By Cameron Sim, CEO, Crewspark Inc
Heartbleeds Fast Response (describing the current security data community)
The Heartbleed security bug (http://heartbleed.com/ ), which highlighted vulnerability with the very widely adopted security library OpenSSL was identified in April 2014. Although estimated to affect most of the worlds connected computers, a fix was identified and rapidly adopted inside a few days.
The IT security community has matured over a number of decades and continues to promote constant evolution and innovation through an open community and standard delivery channels. New security breaches will continue for the foreseeable future but a fabric to share and deliver solutions across the globe now exists.Within areas of Big Data and specifically at the confluence of Data Science, Analytics and IT engineering similarly telling trends are beginning to surface.
Innovations in Big Data (How is big data and data science evolving)
As the IT and data analytics communities continue to evolve in their application for further value across academia, business and other sectors; operational and commercial standards are sure to emerge that will shape how organizations interact in the future. Operational inefficiencies that exist today with the process of one company sending data (FTP or other method) to another is unreliable and will be superseded with widely-adopted standards that ensure format and quality of the underlying data, amongst other metrics. Organizations will not only be able to swiftly connect with each other for the transfer of analytics data but take part in an analytics network with similarly operational efficiency to the financial markets.
Automated Data Science, with Standards
At a similar pace, greater automation in analytics data processing, enabled through maturing data science practices (as well as the need to constantly reduce TCO within quantitative environments) will focus on storing and organizing data for reusability and traceability from processing and reporting. How data is collected, stored, manipulated, versioned, processed and reconciled back to original source is pertinent to achieving a mature and efficient data management platform, now and certainly in the future.
Another sure advancement in Data Science is the commoditization of algorithms, especially so with accuracy-based logic that include prediction and recommendation.
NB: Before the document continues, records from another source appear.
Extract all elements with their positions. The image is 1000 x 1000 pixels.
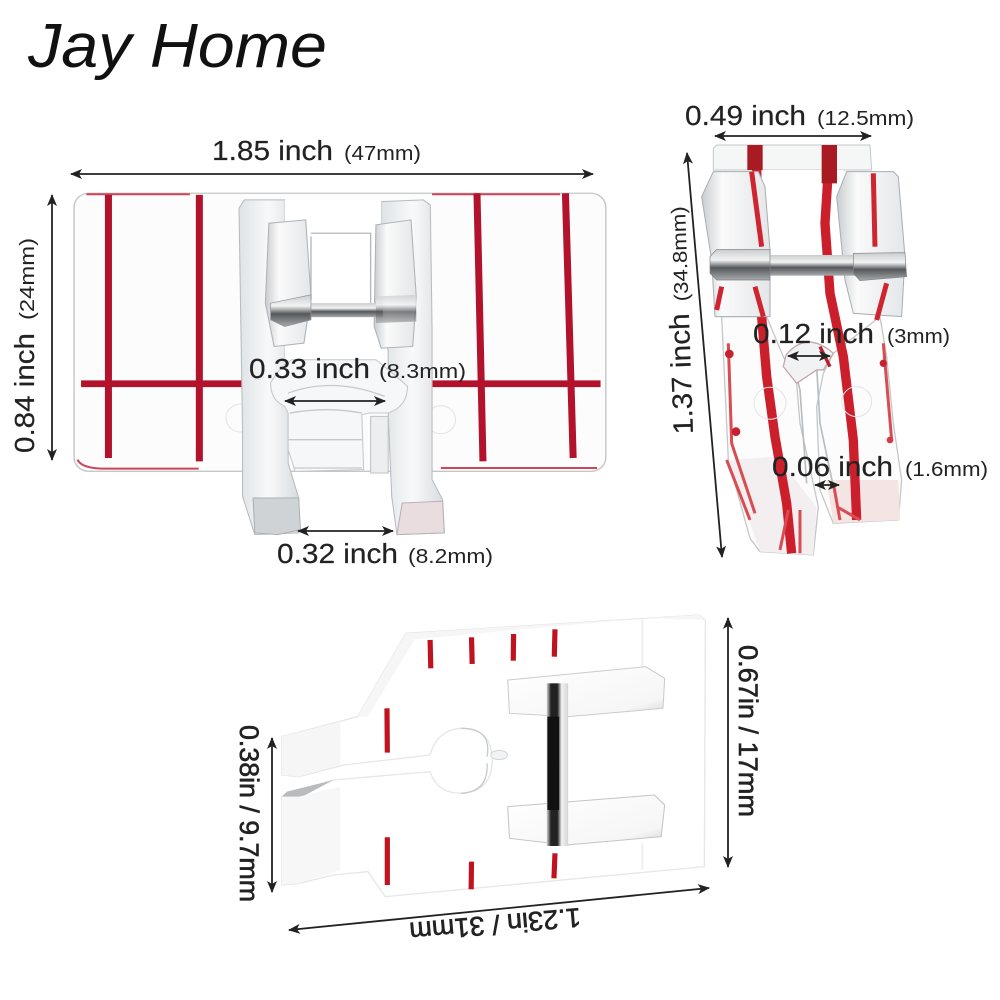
arrow: toe gap [298, 530, 393, 532]
label: foot length: 1.23in / 31mm [408, 902, 582, 947]
arrow: height [51, 195, 53, 460]
label: toe height: 0.38in / 9.7mm [234, 725, 264, 902]
illustration: wide transparent foot with red grid [74, 193, 606, 535]
label: toe gap: 0.32 inch [277, 538, 398, 569]
label: overall width [212, 135, 421, 166]
panel: border guide foot [9, 135, 606, 569]
arrow: length [687, 153, 722, 557]
label: centre gap: (8.3mm) [379, 361, 466, 383]
label: toe gap [277, 538, 493, 569]
arrow: toe height [271, 738, 273, 892]
arrow: overall width [71, 173, 593, 175]
label: height [9, 238, 40, 453]
label: slot width: 0.12 inch [753, 318, 874, 349]
label: toe width: (1.6mm) [905, 459, 988, 481]
label: slot width: (3mm) [887, 326, 950, 348]
arrow: foot height [727, 618, 729, 867]
title: Jay Home: Jay Home [27, 12, 327, 81]
arrow: toe width [815, 484, 839, 486]
arrow: foot length [289, 888, 709, 930]
label: centre gap [249, 353, 466, 384]
label: height: 0.84 inch [9, 333, 40, 453]
label: length [660, 206, 699, 435]
label: toe width [772, 451, 988, 482]
label: centre gap: 0.33 inch [249, 353, 370, 384]
panel: narrow stripe foot [660, 100, 988, 557]
illustration: clear foot with red ticks [282, 615, 705, 897]
illustration: narrow foot with red stripes [702, 145, 907, 555]
label: toe gap: (8.2mm) [408, 546, 493, 568]
label: overall width: 1.85 inch [212, 135, 333, 166]
label: length: 1.37 inch [664, 313, 699, 435]
label: top width: 0.49 inch [685, 100, 806, 131]
label: foot height: 0.67in / 17mm [733, 645, 763, 817]
panel: open toe foot [234, 615, 763, 947]
label: height: (24mm) [17, 238, 39, 320]
label: slot width [753, 318, 950, 349]
arrow: slot width [788, 355, 830, 357]
label: top width: (12.5mm) [817, 108, 914, 130]
arrow: top width [715, 135, 871, 137]
label: overall width: (47mm) [344, 143, 421, 165]
label: length: (34.8mm) [668, 206, 693, 302]
arrow: centre gap [285, 400, 385, 402]
label: toe width: 0.06 inch [772, 451, 893, 482]
label: top width [685, 100, 914, 131]
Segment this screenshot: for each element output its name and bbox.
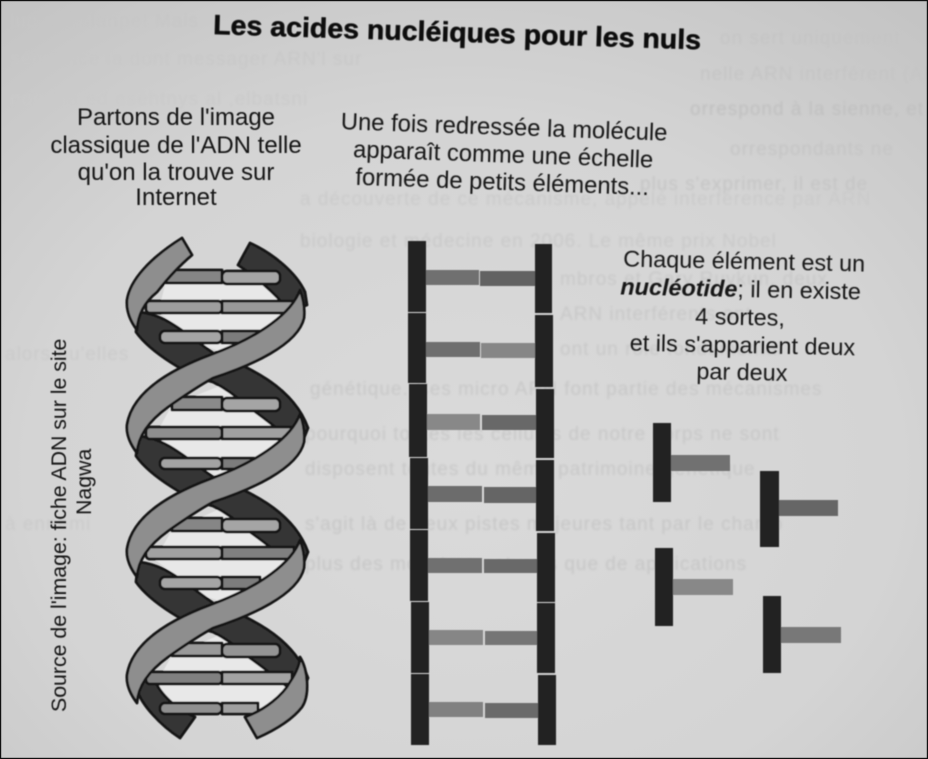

Algorithms applied to data that infer insight have inherent value and can be quantified in terms of accuracy, also recorded might even include assumptions, biases and other metadata that add further context to a shareable algorithm.
The modular and reusable approach to data and algorithms will usher in new standards of automated data science, fostering rapid innovation, enable easier adoption and promise greater data sharing opportunities for all academic, data scientist or organization.
Paramount to any future data marketplace is the ability to ensure a standardized data format. Although government initiatives like www.data.gov have made great strides in making available public sets, many services still expose vastly different formats and reporting tools – much more needs to be done to ensure proper standardization and adoption of public data. Central to any global initiative is a governing body that defines and advocates the standards at which general conformity must happen, at present there are no dominant organizations or groups that have a global footprint and enough community adoption for such a global network.
A Corporate Data Marketplace
In the new world of analytics driven organizations and with a sustaining governance model in place for unstructured or procured data, marketplace interactions at the institutional level will enable even the smallest of adopters to be able subscribe, buy or sell analytics data from any other organization. It’s is also inevitable that the common practices of data science will transition from manual data preparation towards greater levels of automation and in time, a collaborative and inclusive network that fosters far greater levels of innovation than have been achieved to date. As in the IT security industry, standardization and collaboration leads to unification through a robust community and that can be established as critical mass is achieved in IT Big Data maturity.